Parliamentary Secretary Greg Hunt got it off to a great start in The Australian with his claim at the start of the month “In economic terms, Rudd’s social democracy flows from the work of people such as Australian anti-market academic Verity Burgmann and US writer Noam Chomsky”.

It is between a vibrant, pro-market social democracy that simultaneously promotes higher productivity, equality of opportunity and environmental sustainability, and John Howard and Peter Costello’s over-regulated and reactionary-populist ‘mates’ rates capitalism’.”

Perhaps the bloke who’s been closest on the mark has been Lindsay Tanner. “Taxation and welfare spending are at record levels, with even millionaires receiving welfare cheques,” he says. “So much for the champions of small government and free markets.”

Not that it’s stopped the Libs. In The Australian today, Patricia Karvelas reports that another party sec, Chris Pyne, has got into the game.

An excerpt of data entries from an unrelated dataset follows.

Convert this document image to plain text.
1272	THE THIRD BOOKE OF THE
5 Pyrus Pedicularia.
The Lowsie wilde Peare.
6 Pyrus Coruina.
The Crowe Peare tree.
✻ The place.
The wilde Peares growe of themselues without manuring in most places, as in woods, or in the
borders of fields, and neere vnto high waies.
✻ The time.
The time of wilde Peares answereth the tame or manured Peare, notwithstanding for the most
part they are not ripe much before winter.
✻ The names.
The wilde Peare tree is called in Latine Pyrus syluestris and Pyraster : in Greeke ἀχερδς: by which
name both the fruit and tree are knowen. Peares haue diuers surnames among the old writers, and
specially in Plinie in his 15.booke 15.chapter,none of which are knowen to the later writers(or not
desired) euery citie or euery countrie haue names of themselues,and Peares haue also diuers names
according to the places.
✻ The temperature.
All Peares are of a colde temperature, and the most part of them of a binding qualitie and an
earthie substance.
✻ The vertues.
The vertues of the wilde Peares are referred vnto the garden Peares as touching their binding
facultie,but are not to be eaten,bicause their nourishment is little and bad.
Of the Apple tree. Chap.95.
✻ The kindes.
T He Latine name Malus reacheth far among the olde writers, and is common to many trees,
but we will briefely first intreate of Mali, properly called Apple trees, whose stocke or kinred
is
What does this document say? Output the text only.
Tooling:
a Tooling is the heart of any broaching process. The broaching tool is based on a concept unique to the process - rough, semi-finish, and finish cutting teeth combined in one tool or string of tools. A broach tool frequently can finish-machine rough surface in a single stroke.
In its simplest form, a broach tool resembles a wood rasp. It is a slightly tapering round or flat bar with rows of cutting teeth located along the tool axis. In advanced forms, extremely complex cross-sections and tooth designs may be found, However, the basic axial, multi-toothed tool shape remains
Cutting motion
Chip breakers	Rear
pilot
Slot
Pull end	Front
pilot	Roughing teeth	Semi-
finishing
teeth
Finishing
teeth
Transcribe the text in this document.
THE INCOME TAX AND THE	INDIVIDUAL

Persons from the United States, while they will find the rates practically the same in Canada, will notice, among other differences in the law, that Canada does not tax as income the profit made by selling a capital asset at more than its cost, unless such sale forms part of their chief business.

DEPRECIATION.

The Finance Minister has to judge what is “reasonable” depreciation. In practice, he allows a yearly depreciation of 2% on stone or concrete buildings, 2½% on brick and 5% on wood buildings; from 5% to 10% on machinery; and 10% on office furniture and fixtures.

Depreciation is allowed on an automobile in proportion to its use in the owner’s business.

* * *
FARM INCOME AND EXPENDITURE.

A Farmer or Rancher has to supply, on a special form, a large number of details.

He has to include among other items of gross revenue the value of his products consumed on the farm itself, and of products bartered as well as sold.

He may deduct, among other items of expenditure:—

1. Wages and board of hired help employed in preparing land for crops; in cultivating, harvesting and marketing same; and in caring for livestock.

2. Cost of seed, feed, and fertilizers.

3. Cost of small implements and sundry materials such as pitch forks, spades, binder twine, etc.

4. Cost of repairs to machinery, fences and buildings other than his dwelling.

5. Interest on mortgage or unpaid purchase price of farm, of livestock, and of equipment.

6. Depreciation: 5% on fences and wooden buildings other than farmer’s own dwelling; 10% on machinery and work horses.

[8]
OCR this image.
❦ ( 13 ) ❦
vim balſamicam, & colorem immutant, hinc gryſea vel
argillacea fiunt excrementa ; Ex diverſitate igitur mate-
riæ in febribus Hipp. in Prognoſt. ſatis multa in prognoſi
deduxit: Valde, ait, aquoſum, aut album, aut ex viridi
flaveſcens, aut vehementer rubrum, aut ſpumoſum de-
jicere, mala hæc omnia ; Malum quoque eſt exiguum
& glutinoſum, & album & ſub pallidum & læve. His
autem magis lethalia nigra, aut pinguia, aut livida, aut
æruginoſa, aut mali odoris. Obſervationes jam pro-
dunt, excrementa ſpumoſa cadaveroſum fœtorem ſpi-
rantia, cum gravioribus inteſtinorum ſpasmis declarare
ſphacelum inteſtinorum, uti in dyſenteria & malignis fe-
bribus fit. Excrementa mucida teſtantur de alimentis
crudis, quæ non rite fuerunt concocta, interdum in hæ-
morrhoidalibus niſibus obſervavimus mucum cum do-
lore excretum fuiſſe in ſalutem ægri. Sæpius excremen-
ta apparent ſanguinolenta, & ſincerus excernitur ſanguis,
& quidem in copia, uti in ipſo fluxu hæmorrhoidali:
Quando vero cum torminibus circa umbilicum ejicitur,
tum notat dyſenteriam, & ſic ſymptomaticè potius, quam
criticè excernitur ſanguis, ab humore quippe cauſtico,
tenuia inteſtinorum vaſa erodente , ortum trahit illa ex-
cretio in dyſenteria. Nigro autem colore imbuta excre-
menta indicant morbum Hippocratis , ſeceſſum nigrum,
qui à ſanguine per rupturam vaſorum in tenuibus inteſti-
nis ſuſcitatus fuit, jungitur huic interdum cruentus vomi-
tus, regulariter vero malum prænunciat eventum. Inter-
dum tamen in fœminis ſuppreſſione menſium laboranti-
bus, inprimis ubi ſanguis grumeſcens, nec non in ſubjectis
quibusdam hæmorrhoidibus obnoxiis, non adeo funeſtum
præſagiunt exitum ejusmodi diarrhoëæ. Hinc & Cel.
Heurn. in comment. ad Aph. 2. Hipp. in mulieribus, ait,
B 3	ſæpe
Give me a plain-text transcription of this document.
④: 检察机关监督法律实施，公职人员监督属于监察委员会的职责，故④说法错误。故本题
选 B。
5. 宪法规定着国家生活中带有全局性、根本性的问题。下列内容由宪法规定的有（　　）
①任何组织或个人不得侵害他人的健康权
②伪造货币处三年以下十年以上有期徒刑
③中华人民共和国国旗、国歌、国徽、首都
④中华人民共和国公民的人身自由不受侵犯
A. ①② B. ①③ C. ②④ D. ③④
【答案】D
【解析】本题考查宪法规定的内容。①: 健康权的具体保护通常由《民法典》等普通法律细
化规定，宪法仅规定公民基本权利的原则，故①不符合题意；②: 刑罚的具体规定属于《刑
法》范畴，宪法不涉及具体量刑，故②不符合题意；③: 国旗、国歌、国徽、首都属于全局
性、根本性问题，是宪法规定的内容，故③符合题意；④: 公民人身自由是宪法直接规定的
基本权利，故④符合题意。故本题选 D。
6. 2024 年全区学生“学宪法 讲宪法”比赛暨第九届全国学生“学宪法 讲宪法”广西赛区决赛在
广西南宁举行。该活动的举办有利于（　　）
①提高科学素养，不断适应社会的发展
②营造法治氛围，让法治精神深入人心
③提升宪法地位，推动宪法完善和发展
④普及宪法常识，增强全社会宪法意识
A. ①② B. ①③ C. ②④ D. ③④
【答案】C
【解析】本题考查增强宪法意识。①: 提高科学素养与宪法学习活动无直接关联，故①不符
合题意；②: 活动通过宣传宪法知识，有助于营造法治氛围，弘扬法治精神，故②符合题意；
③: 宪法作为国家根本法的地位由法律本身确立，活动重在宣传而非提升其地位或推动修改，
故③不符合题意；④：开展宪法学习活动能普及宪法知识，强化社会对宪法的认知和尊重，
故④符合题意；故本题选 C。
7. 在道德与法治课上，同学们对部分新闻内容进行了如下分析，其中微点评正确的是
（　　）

“I’m concerned that the public knows that when they are buying the Labor Party they are buying a lot more – they are buying a leftist agenda,” he says. “Kevin Rudd is presenting himself as a conservative Labor leader, but behind Kevin Rudd are the same old people who have always been there, nothing has changed.”

Nothing’s changed in either party. This is all about ambition and positioning.

Swan and Tanner would like the opportunity to be ministers. So would Hunt and Pyne.

And – naturally – they’re not going to let philosophy stand in the way. It’s only relevant as long as it helps with the point scoring needed to win or hold government.